I don’t quite understand your question. What “isn’t worth it”? Of course you should keep track of your expenses and have a talk with your accountant who can figure out how much money you are really making after expenses and taxes. Then it’s up to you to figure out if it’s worth hosting. Unless you’re actually losing money, or making $3/hr. for your own labor time, I’m not sure how it would be more financially advantageous to have an empty room sitting there than to rent it out.
Once you get some numbers from your accountant, you can figure out if you perhaps need to raise your prices a bit. I also have had to start paying taxes this year, and I will be raising my nightly price by a few bucks to offset that. I won’t be hosting again until Oct, so I haven’t done it yet, but I definitely will.
Don’t forget about expenses for things that are part of your normal bills, whether you were hosting or not, like the utilities, property taxes, etc. A percentage of those can usually be used as deductions for a home-based business.

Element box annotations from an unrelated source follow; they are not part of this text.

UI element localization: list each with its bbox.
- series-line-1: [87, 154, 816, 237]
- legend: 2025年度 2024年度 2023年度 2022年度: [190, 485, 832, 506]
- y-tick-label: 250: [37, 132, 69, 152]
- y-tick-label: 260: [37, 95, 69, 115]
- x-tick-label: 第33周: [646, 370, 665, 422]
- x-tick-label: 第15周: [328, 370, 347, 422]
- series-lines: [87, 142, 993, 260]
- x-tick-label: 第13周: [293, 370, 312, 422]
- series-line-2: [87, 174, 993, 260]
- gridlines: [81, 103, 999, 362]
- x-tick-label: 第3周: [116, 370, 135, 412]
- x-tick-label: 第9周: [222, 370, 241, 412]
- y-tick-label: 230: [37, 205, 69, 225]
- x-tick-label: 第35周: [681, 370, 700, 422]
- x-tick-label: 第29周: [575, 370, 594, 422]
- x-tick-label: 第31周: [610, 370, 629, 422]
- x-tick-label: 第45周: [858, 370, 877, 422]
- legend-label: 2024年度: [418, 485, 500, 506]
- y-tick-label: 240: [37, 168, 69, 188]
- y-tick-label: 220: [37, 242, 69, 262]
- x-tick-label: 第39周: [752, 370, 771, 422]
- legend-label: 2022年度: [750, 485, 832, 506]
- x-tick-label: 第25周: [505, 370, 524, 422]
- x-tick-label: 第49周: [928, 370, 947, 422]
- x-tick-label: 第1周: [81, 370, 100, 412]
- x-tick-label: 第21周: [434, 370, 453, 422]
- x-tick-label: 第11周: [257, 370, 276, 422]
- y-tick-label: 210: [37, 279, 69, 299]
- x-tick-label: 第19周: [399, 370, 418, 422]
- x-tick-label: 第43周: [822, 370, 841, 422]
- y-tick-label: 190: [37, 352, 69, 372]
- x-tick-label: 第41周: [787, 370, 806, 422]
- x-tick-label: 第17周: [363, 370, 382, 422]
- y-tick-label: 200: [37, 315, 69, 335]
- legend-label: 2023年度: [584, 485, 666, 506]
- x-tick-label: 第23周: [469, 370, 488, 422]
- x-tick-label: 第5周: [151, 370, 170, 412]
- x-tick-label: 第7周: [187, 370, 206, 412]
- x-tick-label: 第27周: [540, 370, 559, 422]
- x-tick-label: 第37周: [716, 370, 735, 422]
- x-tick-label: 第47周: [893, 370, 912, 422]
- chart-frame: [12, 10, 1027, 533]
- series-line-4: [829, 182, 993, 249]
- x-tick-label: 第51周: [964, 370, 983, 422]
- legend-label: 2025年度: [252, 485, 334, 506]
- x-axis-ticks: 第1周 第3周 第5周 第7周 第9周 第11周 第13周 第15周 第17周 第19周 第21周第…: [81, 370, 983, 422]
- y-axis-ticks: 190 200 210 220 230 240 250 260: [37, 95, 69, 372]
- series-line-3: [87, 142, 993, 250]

Thank you all for the valuable information. My accountant is familiar with rentals in general, but the info his worksheet asked for just isn’t appropriate - it’s for apartment rental, etc. The P&L for AirBnb rental that a member of another forum volunteered to the Community a year or so back, jibed with the advice of a friend/host I spoke with this evening, whose accountant is familiar with AirBnb.
Whew, so happy to be almost “out of the woods”.
Thanks again for volunteering great info, and so kindly!
If the accountant doesn’t ask you how long your average stay is, then you should consult a different accountant. That should be the accountant’s first question because nothing can go forward correctly without that information.
Of course we write off expenses. Save all of your receipts. If your accountant isn’t familiar with ABB, find somebody who is or just pay more in taxes.
Our first 6 months our expenses slightly exceeded our income owing to repairs.